Reliability and Validity
Each scale is accompanied by a technical manual providing a concise literature review and sections on item development, sampling, reliability, validity, and administration. The technical information is reasonably comprehensive and subscribes to all psychometric standards of instrument development. The samples (over 2,500 students) upon which the data are based appear to be diverse in terms of gender, ethnicity, socioeconomic status, and geography. The students in the sample were randomly selected at the selected school sites and site personnel were given specific instructions not to exclude any student. Measures of reliability include internal consistency, test-retest, and interrater (for the school version). Examples of construct validity (factor analyses), content validity, and criterion relayed validity were all demonstrated appropriately. Administration guidelines are included.
Each manual has a brief chapter regarding interpretation. The chapter provides information on scoring each scale’s meaning, conversion to a standard score, and developing a scale profile. As well, the chapter suggests that any score more than one standard deviation below a normative mean that is provided indicates that intervention may need to occur. This conclusion and the interventions suggested are based on the literature and assumptions that being below the norm of a group of selected students might require an individualized education plan (IEP).
The TBS-2 as a scale is well supported through the literature. The technical qualities of the scales are generally sound and presented clearly by the authors. The scales to be administered to students directly or used to rate students by site personnel appear to be easy to use. The IEP and intervention manual are comprehensive and complete with over 200 pages of goals, objectives, and direct interventions.
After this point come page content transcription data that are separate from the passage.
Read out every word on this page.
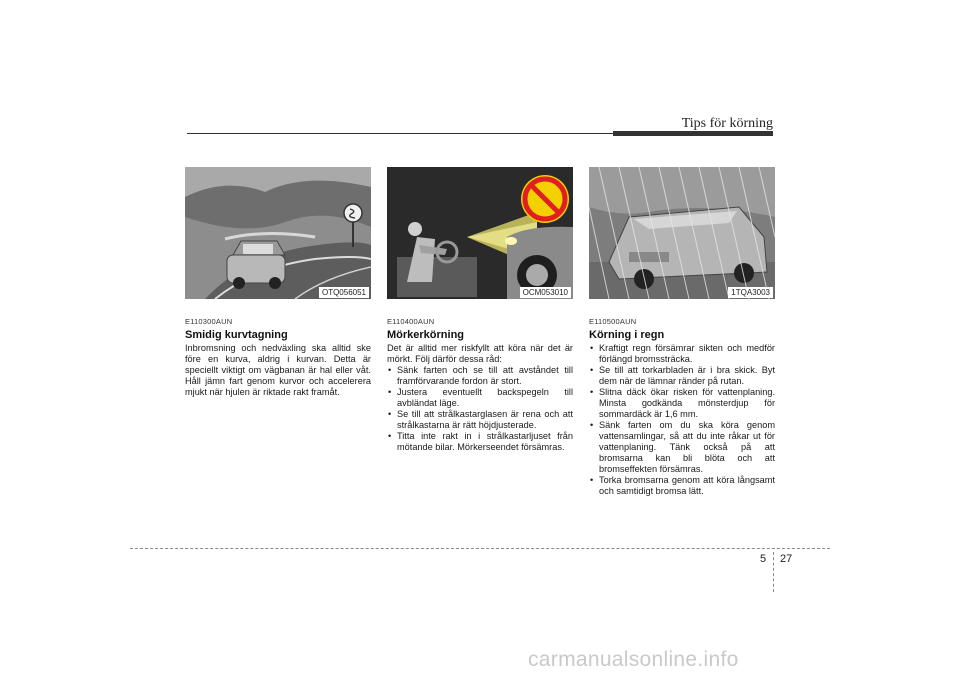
Tips för körning
OTQ056051
E110300AUN
Smidig kurvtagning

Inbromsning och nedväxling ska alltid ske före en kurva, aldrig i kurvan. Detta är speciellt viktigt om vägbanan är hal eller våt. Håll jämn fart genom kurvor och accelerera mjukt när hjulen är riktade rakt framåt.

OCM053010
E110400AUN
Mörkerkörning

Det är alltid mer riskfyllt att köra när det är mörkt. Följ därför dessa råd:

• Sänk farten och se till att avståndet till framförvarande fordon är stort.
• Justera eventuellt backspegeln till avbländat läge.
• Se till att strålkastarglasen är rena och att strålkastarna är rätt höjdjusterade.
• Titta inte rakt in i strålkastarljuset från mötande bilar. Mörkerseendet försämras.
1TQA3003
E110500AUN
Körning i regn
• Kraftigt regn försämrar sikten och medför förlängd bromssträcka.
• Se till att torkarbladen är i bra skick. Byt dem när de lämnar ränder på rutan.
• Slitna däck ökar risken för vattenplaning. Minsta godkända mönsterdjup för sommardäck är 1,6 mm.
• Sänk farten om du ska köra genom vattensamlingar, så att du inte råkar ut för vattenplaning. Tänk också på att bromsarna kan bli blöta och att bromseffekten försämras.
• Torka bromsarna genom att köra långsamt och samtidigt bromsa lätt.
5 27
carmanualsonline.info
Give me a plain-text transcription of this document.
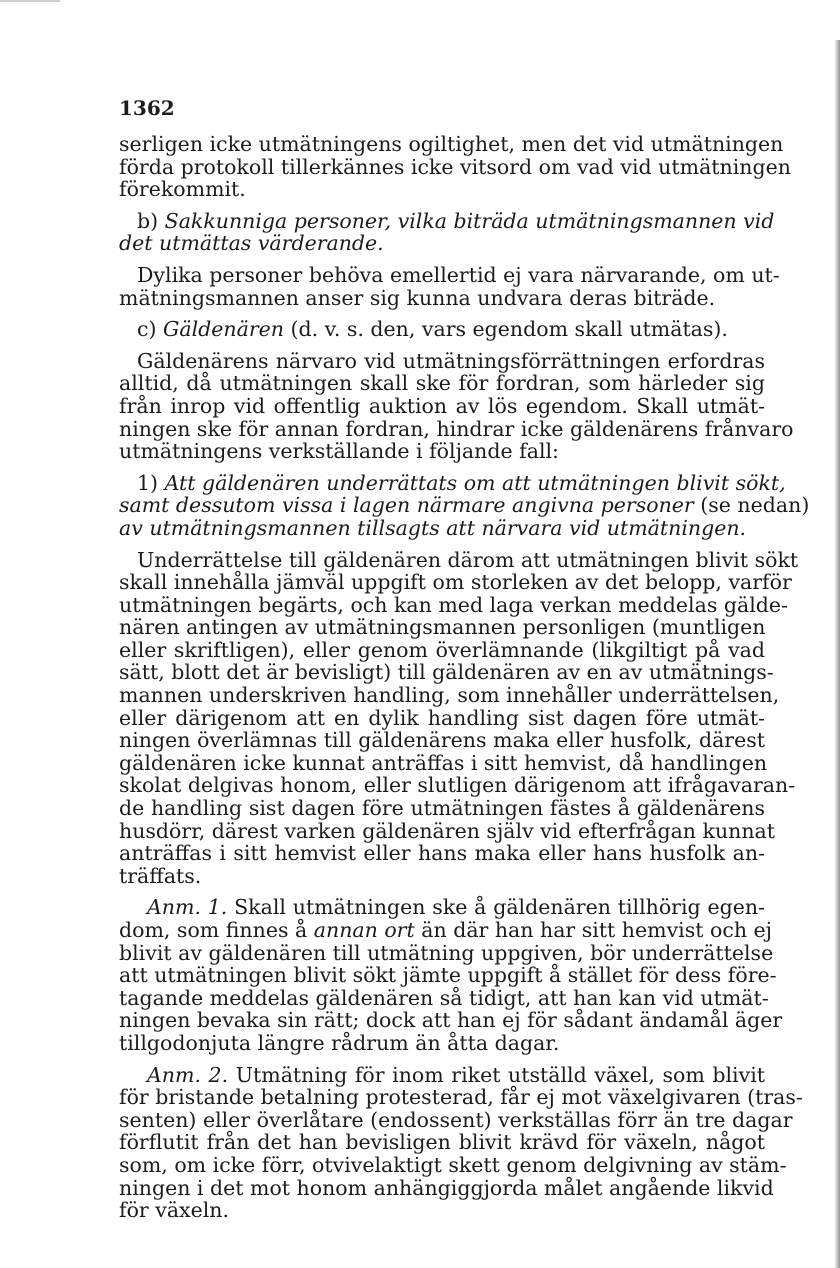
1362
serligen icke utmätningens ogiltighet, men det vid utmätningen
förda protokoll tillerkännes icke vitsord om vad vid utmätningen
förekommit.
b) Sakkunniga personer, vilka biträda utmätningsmannen vid
det utmättas värderande.
Dylika personer behöva emellertid ej vara närvarande, om ut-
mätningsmannen anser sig kunna undvara deras biträde.
c) Gäldenären (d. v. s. den, vars egendom skall utmätas).
Gäldenärens närvaro vid utmätningsförrättningen erfordras
alltid, då utmätningen skall ske för fordran, som härleder sig
från inrop vid offentlig auktion av lös egendom. Skall utmät-
ningen ske för annan fordran, hindrar icke gäldenärens frånvaro
utmätningens verkställande i följande fall:
1) Att gäldenären underrättats om att utmätningen blivit sökt,
samt dessutom vissa i lagen närmare angivna personer (se nedan)
av utmätningsmannen tillsagts att närvara vid utmätningen.
Underrättelse till gäldenären därom att utmätningen blivit sökt
skall innehålla jämväl uppgift om storleken av det belopp, varför
utmätningen begärts, och kan med laga verkan meddelas gälde-
nären antingen av utmätningsmannen personligen (muntligen
eller skriftligen), eller genom överlämnande (likgiltigt på vad
sätt, blott det är bevisligt) till gäldenären av en av utmätnings-
mannen underskriven handling, som innehåller underrättelsen,
eller därigenom att en dylik handling sist dagen före utmät-
ningen överlämnas till gäldenärens maka eller husfolk, därest
gäldenären icke kunnat anträffas i sitt hemvist, då handlingen
skolat delgivas honom, eller slutligen därigenom att ifrågavaran-
de handling sist dagen före utmätningen fästes å gäldenärens
husdörr, därest varken gäldenären själv vid efterfrågan kunnat
anträffas i sitt hemvist eller hans maka eller hans husfolk an-
träffats.
Anm. 1. Skall utmätningen ske å gäldenären tillhörig egen-
dom, som finnes å annan ort än där han har sitt hemvist och ej
blivit av gäldenären till utmätning uppgiven, bör underrättelse
att utmätningen blivit sökt jämte uppgift å stället för dess före-
tagande meddelas gäldenären så tidigt, att han kan vid utmät-
ningen bevaka sin rätt; dock att han ej för sådant ändamål äger
tillgodonjuta längre rådrum än åtta dagar.
Anm. 2. Utmätning för inom riket utställd växel, som blivit
för bristande betalning protesterad, får ej mot växelgivaren (tras-
senten) eller överlåtare (endossent) verkställas förr än tre dagar
förflutit från det han bevisligen blivit krävd för växeln, något
som, om icke förr, otvivelaktigt skett genom delgivning av stäm-
ningen i det mot honom anhängiggjorda målet angående likvid
för växeln.
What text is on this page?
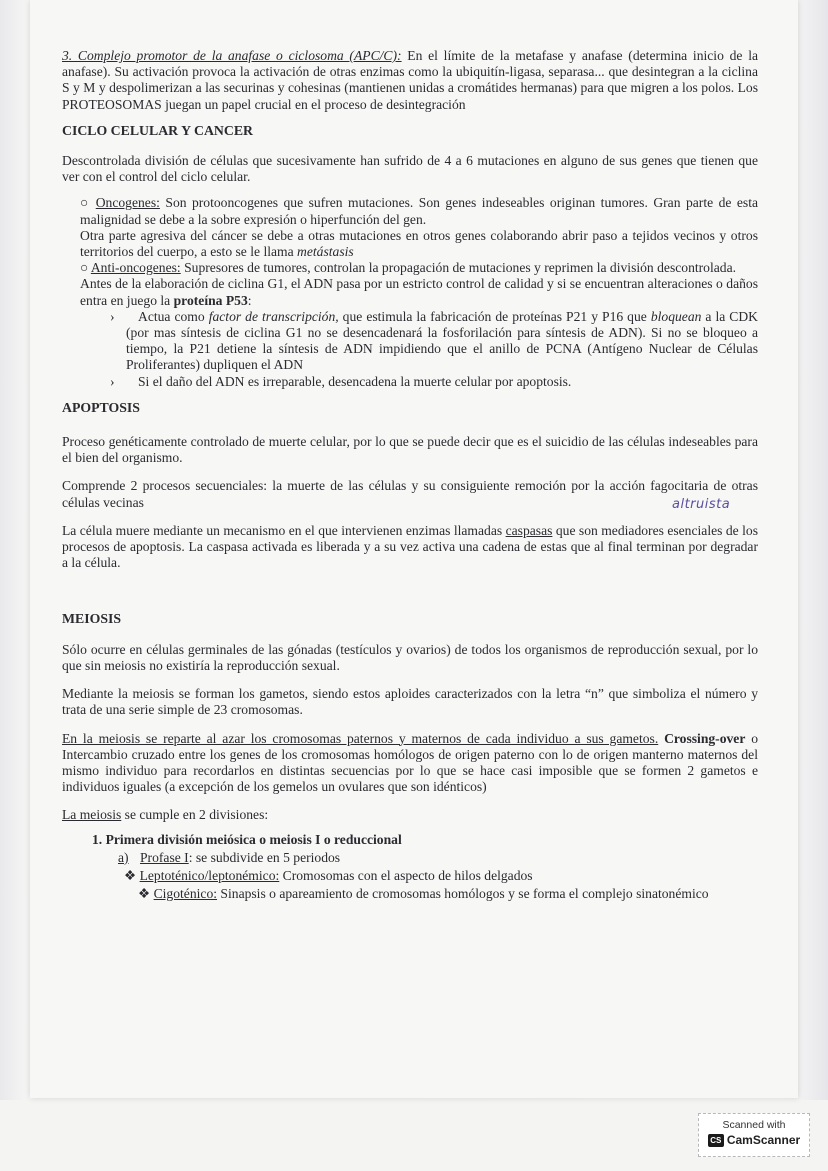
3. Complejo promotor de la anafase o ciclosoma (APC/C): En el límite de la metafase y anafase (determina inicio de la anafase). Su activación provoca la activación de otras enzimas como la ubiquitín-ligasa, separasa... que desintegran a la ciclina S y M y despolimerizan a las securinas y cohesinas (mantienen unidas a cromátides hermanas) para que migren a los polos. Los PROTEOSOMAS juegan un papel crucial en el proceso de desintegración

CICLO CELULAR Y CANCER

Descontrolada división de células que sucesivamente han sufrido de 4 a 6 mutaciones en alguno de sus genes que tienen que ver con el control del ciclo celular.

○ Oncogenes: Son protooncogenes que sufren mutaciones. Son genes indeseables originan tumores. Gran parte de esta malignidad se debe a la sobre expresión o hiperfunción del gen.

Otra parte agresiva del cáncer se debe a otras mutaciones en otros genes colaborando abrir paso a tejidos vecinos y otros territorios del cuerpo, a esto se le llama metástasis

○ Anti-oncogenes: Supresores de tumores, controlan la propagación de mutaciones y reprimen la división descontrolada.

Antes de la elaboración de ciclina G1, el ADN pasa por un estricto control de calidad y si se encuentran alteraciones o daños entra en juego la proteína P53:

› Actua como factor de transcripción, que estimula la fabricación de proteínas P21 y P16 que bloquean a la CDK (por mas síntesis de ciclina G1 no se desencadenará la fosforilación para síntesis de ADN). Si no se bloqueo a tiempo, la P21 detiene la síntesis de ADN impidiendo que el anillo de PCNA (Antígeno Nuclear de Células Proliferantes) dupliquen el ADN

› Si el daño del ADN es irreparable, desencadena la muerte celular por apoptosis.

APOPTOSIS

Proceso genéticamente controlado de muerte celular, por lo que se puede decir que es el suicidio de las células indeseables para el bien del organismo.

Comprende 2 procesos secuenciales: la muerte de las células y su consiguiente remoción por la acción fagocitaria de otras células vecinas

La célula muere mediante un mecanismo en el que intervienen enzimas llamadas caspasas que son mediadores esenciales de los procesos de apoptosis. La caspasa activada es liberada y a su vez activa una cadena de estas que al final terminan por degradar a la célula.

MEIOSIS

Sólo ocurre en células germinales de las gónadas (testículos y ovarios) de todos los organismos de reproducción sexual, por lo que sin meiosis no existiría la reproducción sexual.

Mediante la meiosis se forman los gametos, siendo estos aploides caracterizados con la letra “n” que simboliza el número y trata de una serie simple de 23 cromosomas.

En la meiosis se reparte al azar los cromosomas paternos y maternos de cada individuo a sus gametos. Crossing-over o Intercambio cruzado entre los genes de los cromosomas homólogos de origen paterno con lo de origen manterno maternos del mismo individuo para recordarlos en distintas secuencias por lo que se hace casi imposible que se formen 2 gametos e individuos iguales (a excepción de los gemelos un ovulares que son idénticos)

La meiosis se cumple en 2 divisiones:

1. Primera división meiósica o meiosis I o reduccional
a) Profase I: se subdivide en 5 periodos
❖ Leptoténico/leptonémico: Cromosomas con el aspecto de hilos delgados
❖ Cigoténico: Sinapsis o apareamiento de cromosomas homólogos y se forma el complejo sinatonémico
altruista
Scanned with
CS CamScanner
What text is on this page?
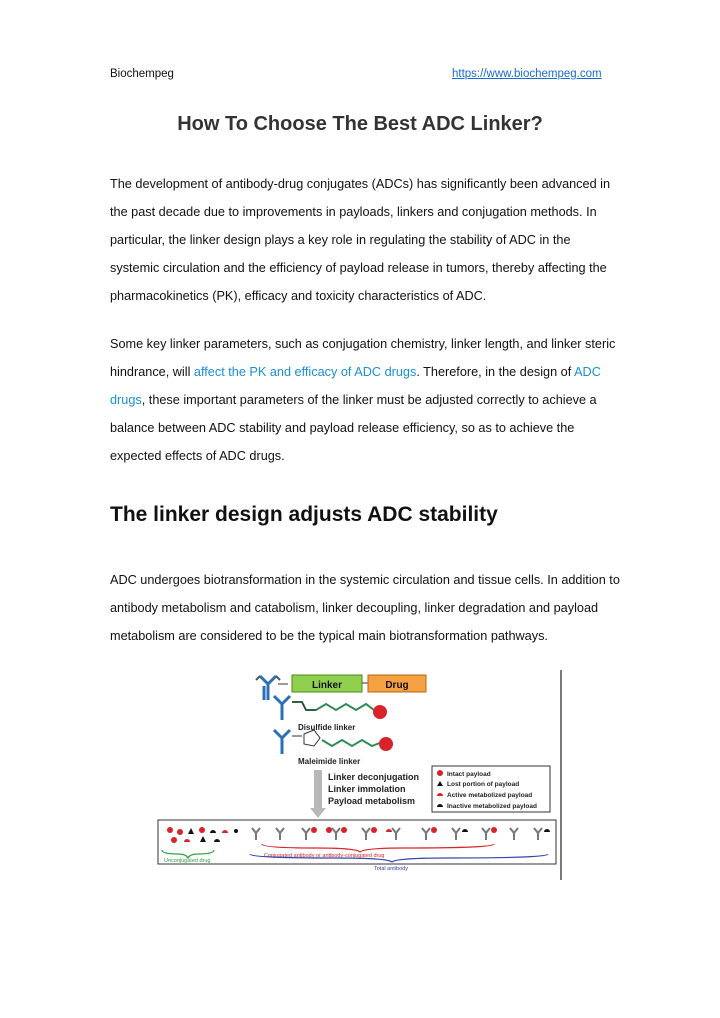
Biochempeg	https://www.biochempeg.com
How To Choose The Best ADC Linker?

The development of antibody-drug conjugates (ADCs) has significantly been advanced in the past decade due to improvements in payloads, linkers and conjugation methods. In particular, the linker design plays a key role in regulating the stability of ADC in the systemic circulation and the efficiency of payload release in tumors, thereby affecting the pharmacokinetics (PK), efficacy and toxicity characteristics of ADC.

Some key linker parameters, such as conjugation chemistry, linker length, and linker steric hindrance, will affect the PK and efficacy of ADC drugs. Therefore, in the design of ADC drugs, these important parameters of the linker must be adjusted correctly to achieve a balance between ADC stability and payload release efficiency, so as to achieve the expected effects of ADC drugs.

The linker design adjusts ADC stability

ADC undergoes biotransformation in the systemic circulation and tissue cells. In addition to antibody metabolism and catabolism, linker decoupling, linker degradation and payload metabolism are considered to be the typical main biotransformation pathways.

Linker	Drug
Disulfide linker
Maleimide linker
Linker deconjugation
Linker immolation
Payload metabolism
Intact payload
Lost portion of payload
Active metabolized payload
Inactive metabolized payload
Unconjugated drug
Conjugated antibody or antibody-conjugated drug
Total antibody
With the above in mind, one caveat needs to be stressed. As with any measure that leads to recommended intervention, outcomes of that intervention in terms of eventual success go to the validity of the measure itself. Thus, with the TBS-2 a student who scores or is rated one standard deviation below some normative mean is said to need skills to ensure transition or job success. Although the recommended intervention is rational and has a basis in the literature, no direct evidence of success is provided.
- Brown, R. (1998). [Review of the Work Adjustment Scale.] In J. C. Impara & B. S. Plake (Eds.), The thirteenth mental measurements yearbook. Lincoln, NE: Buros Institute of Mental Measures.
- McCarney, S. B., & Anderson, P. D. (2000). Transition Behavior Scale (2nd ed.). Columbia, MO: Hawthorne Educational Services.